Во всяком случае, меня охватил страх. Я должна была сделать из этого выводы и выставить ее из дому как можно скорее…
— Чего вы боялись?
Она посмотрела в небо, полное поднятой ветром пыли.
— Мне кажется, это она чего-то боялась, а я переняла ее страх. Конечно, я с самого начала была взволнована. Это так не похоже на Стенли, привезти ее домой, словно все равно куда… Я чувствовала, что в моей жизни происходит переворот, а я ничего не могу сделать.
— Переворот в вашей жизни начался раньше. В июне, не так ли?
Она опустила глаза, полные потемневшего неба.
— В июне мы ездили в Сан-Франциско. Почему вам в голову пришел именно июнь?
— Это был последний месяц, когда Стенли сорвал листок с календаря в своем кабинете.
На улице остановился автомобиль с рычащим мотором и через минуту из-за угла дома показался мужчина. Было заметно, что он не слишком хорошо чувствует себя в строгом черном костюме. У него было длинное бледное лицо с рассеченными шрамами бровями. По асфальтовой дорожке он подошел к нам.
— Стенли Броудхаст дома?
— Не совсем… — неуверенно ответила Джин. — Вы его жена?

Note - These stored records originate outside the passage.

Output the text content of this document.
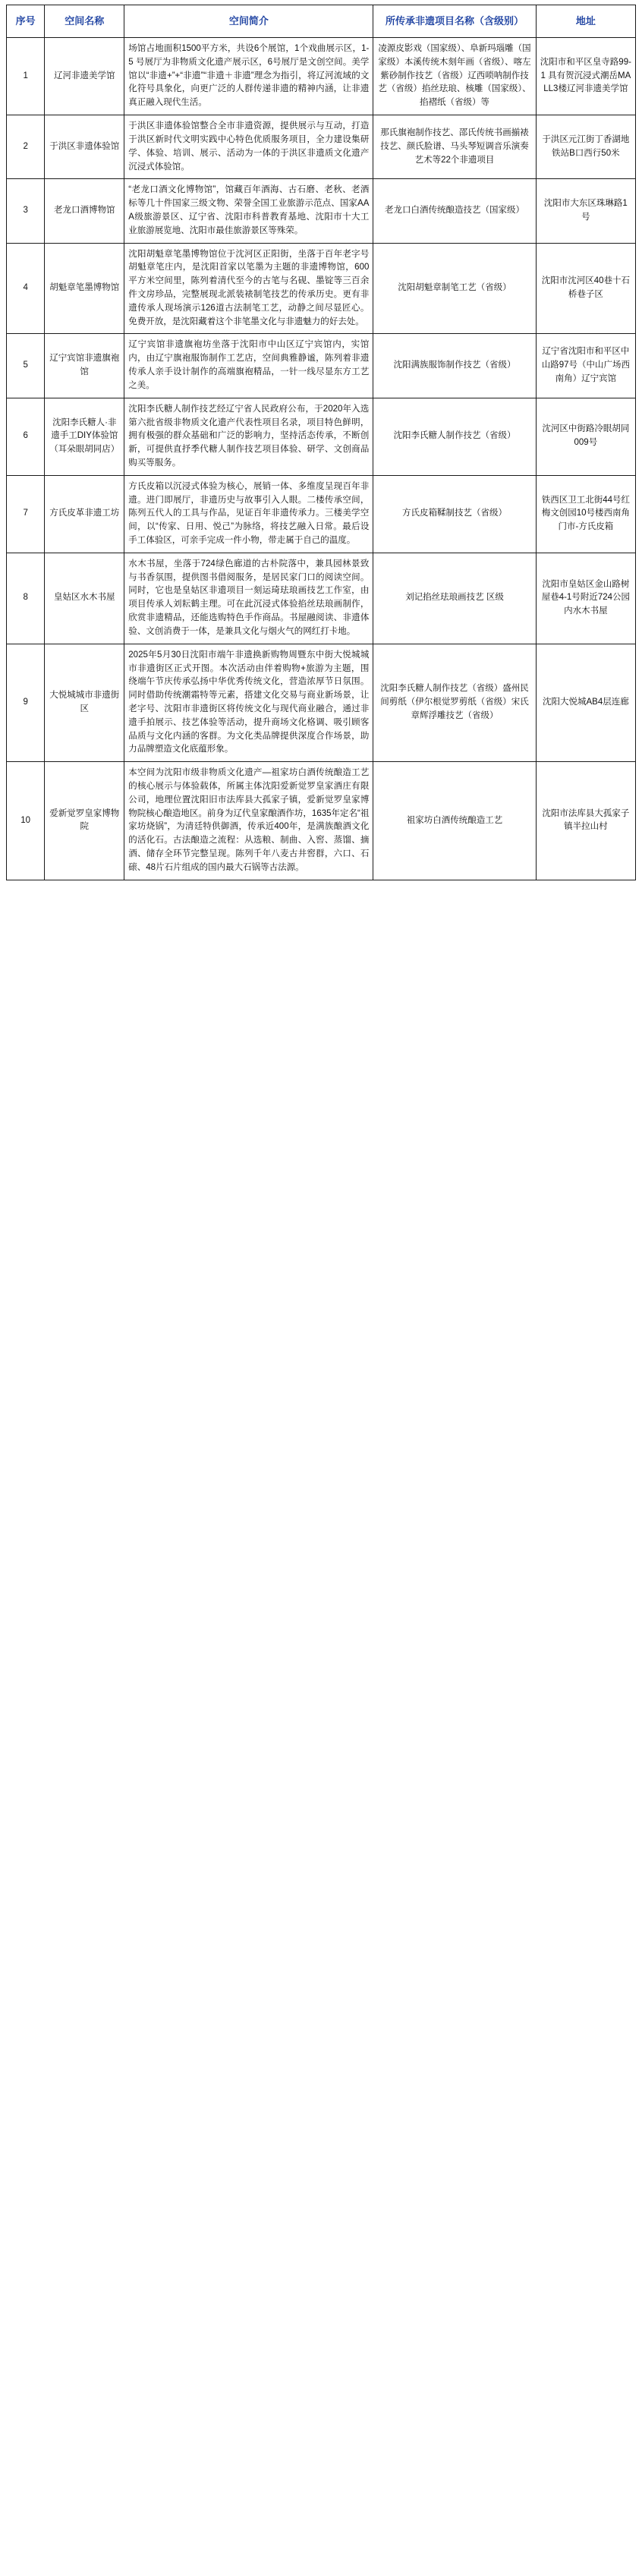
序号	空间名称	空间简介	所传承非遗项目名称（含级别）	地址
1	辽河非遗美学馆	场馆占地面积1500平方米，共设6个展馆，1个戏曲展示区，1-5 号展厅为非物质文化遗产展示区，6号展厅是文创空间。美学馆以“非遗+”+“非遗”“非遗＋非遗”理念为指引，将辽河流域的文化符号具象化，向更广泛的人群传递非遗的精神内涵，让非遗真正融入现代生活。	凌源皮影戏（国家级）、阜新玛瑙雕（国家级）本溪传统木刻年画（省级）、喀左紫砂制作技艺（省级）辽西唢呐制作技艺（省级）掐丝珐琅、核雕（国家级）、掐褶纸（省级）等	沈阳市和平区皇寺路99-1 具有贺沉浸式潮岳MALL3楼辽河非遗美学馆
2	于洪区非遗体验馆	于洪区非遗体验馆整合全市非遗资源，提供展示与互动，打造于洪区新时代文明实践中心特色优质服务项目，全力建设集研学、体验、培训、展示、活动为一体的于洪区非遗质文化遗产沉浸式体验馆。	那氏旗袍制作技艺、邵氏传统书画揃裱技艺、颜氏脸谱、马头琴短调音乐演奏艺术等22个非遗项目	于洪区元江街丁香湖地铁站B口西行50米
3	老龙口酒博物馆	“老龙口酒文化博物馆”，馆藏百年酒海、古石磨、老秋、老酒标等几十件国家三级文物、荣誉全国工业旅游示范点、国家AAA级旅游景区、辽宁省、沈阳市科普教育基地、沈阳市十大工业旅游展览地、沈阳市最佳旅游景区等殊荣。	老龙口白酒传统酿造技艺（国家级）	沈阳市大东区珠琳路1号
4	胡魁章笔墨博物馆	沈阳胡魁章笔墨博物馆位于沈河区正阳街，坐落于百年老字号胡魁章笔庄内，是沈阳首家以笔墨为主题的非遗博物馆，600平方米空间里，陈列着清代至今的古笔与名砚、墨锭等三百余件文房珍品，完整展现北派装裱制笔技艺的传承历史。更有非遗传承人现场演示126道古法制笔工艺，动静之间尽显匠心。免费开放，是沈阳藏着这个非笔墨文化与非遗魅力的好去处。	沈阳胡魁章制笔工艺（省级）	沈阳市沈河区40巷十石桥巷子区
5	辽宁宾馆非遗旗袍馆	辽宁宾馆非遗旗袍坊坐落于沈阳市中山区辽宁宾馆内，实馆内，由辽宁旗袍服饰制作工艺店，空间典雅静谧，陈列着非遗传承人亲手设计制作的高端旗袍精品，一针一线尽显东方工艺之美。	沈阳满族服饰制作技艺（省级）	辽宁省沈阳市和平区中山路97号（中山广场西南角）辽宁宾馆
6	沈阳李氏糖人·非遗手工DIY体验馆（耳朵眼胡同店）	沈阳李氏糖人制作技艺经辽宁省人民政府公布，于2020年入选第六批省级非物质文化遗产代表性项目名录，项目特色鲜明，拥有极强的群众基础和广泛的影响力，坚持活态传承，不断创新，可提供直抒季代糖人制作技艺项目体验、研学、文创商品购买等服务。	沈阳李氏糖人制作技艺（省级）	沈河区中街路冷眼胡同009号
7	方氏皮革非遗工坊	方氏皮箱以沉浸式体验为核心，展销一体、多维度呈现百年非遗。进门即展厅，非遗历史与故事引入人眼。二楼传承空间，陈列五代人的工具与作品，见证百年非遗传承力。三楼美学空间，以“传家、日用、悦己”为脉络，将技艺融入日常。最后设手工体验区，可亲手完成一件小物，带走属于自己的温度。	方氏皮箱鞣制技艺（省级）	铁西区卫工北街44号红梅文创园10号楼西南角门市-方氏皮箱
8	皇姑区水木书屋	水木书屋，坐落于724绿色廊道的古朴院落中，兼具园林景致与书香氛围，提供图书借阅服务，是居民家门口的阅读空间。同时，它也是皇姑区非遗项目一刻运琦珐琅画技艺工作室，由项目传承人刘耘鹤主理。可在此沉浸式体验掐丝珐琅画制作，欣赏非遗精品，还能选购特色手作商品。书屋融阅读、非遗体验、文创消费于一体，是兼具文化与烟火气的网红打卡地。	刘记掐丝珐琅画技艺 区级	沈阳市皇姑区金山路树屋巷4-1号附近724公园内水木书屋
9	大悦城城市非遗街区	2025年5月30日沈阳市端午非遗换新购物周暨东中街大悦城城市非遗街区正式开图。本次活动由伴着购物+旅游为主题，围绕端午节庆传承弘扬中华优秀传统文化，营造浓厚节日氛围。同时借助传统潮霜特等元素，搭建文化交易与商业新场景，让老字号、沈阳市非遗街区将传统文化与现代商业融合，通过非遗手拍展示、技艺体验等活动，提升商场文化格调、吸引顾客品质与文化内涵的客群。为文化类品牌提供深度合作场景，助力品牌塑造文化底蕴形象。	沈阳李氏糖人制作技艺（省级）盛州民间剪纸（伊尔根觉罗剪纸（省级）宋氏章辉浮雕技艺（省级）	沈阳大悦城AB4层连廊
10	爱新觉罗皇家博物院	本空间为沈阳市级非物质文化遗产—祖家坊白酒传统酿造工艺的核心展示与体验载体，所属主体沈阳爱新觉罗皇家酒庄有限公司，地理位置沈阳旧市法库县大孤家子镇，爱新觉罗皇家博物院核心酿造地区。前身为辽代皇家酿酒作坊，1635年定名“祖家坊烧锅”，为清廷特供御酒，传承近400年，是满族酿酒文化的活化石。古法酿造之流程：从选粮、制曲、入窖、蒸馏、摘酒、储存全环节完整呈现。陈列千年八麦古井窖群，六口、石磙、48片石片组成的国内最大石锅等古法源。	祖家坊白酒传统酿造工艺	沈阳市法库县大孤家子镇半拉山村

Он старался, чтобы это прозвучало приветливо, но в его голосе подрагивала агрессивная нотка.
— Да.
— Когда ваш муж должен прийти?
— Не знаю.
— Но хотя бы приблизительно вы должны знать.
— Но я не знаю…
— Но если вы не знаете, то кто может это знать?
Его выражение не сулило ничего хорошего. Я встал между ним и Джин.
— Броудхаст уехал на уик-энд. Кто вы и чего вам надо?
Он ответил не сразу, предварительно разыграв пантомиму удивления, хлопнув себя рукой по щеке. На лице остался красный оттиск четырех пальцев. — Ну, кто я — это мое дело. Я хочу получить свои деньги. Вы увидите его скорей, чем я, так скажите ему это. Вечером я собираюсь свалить из города и мне нужны мои деньги.
— О каких деньгах вы говорите?
— Это наше дело, Броудхаста и мое. Вы только передайте ему. Скажите ему, что я согласен ровно на тысячу, чтобы только до вечера все получить. А если нет, — я не остановлюсь ни перед чем. Скажите ему, мистер.
Но его холодные глаза не верили в то, что произносят губы. От него за три версты несло преступным миром. Лицо покрывала тюремная бледность, а в солнечном свете он себя чувствовал неуверенно и стоял под самой стеной, будто подсознательно искал каких-нибудь ограничителей жизненного пространства.
— У моего мужа нет таких денег…
— Но есть у его мамочки.
— Что вам может быть известно о его мамочке? — спросила Джин тонким срывающимся голосом.
— Что она обеспеченный человек. Он обещал, что возьмет у нее и вечером будет ждать меня с деньгами.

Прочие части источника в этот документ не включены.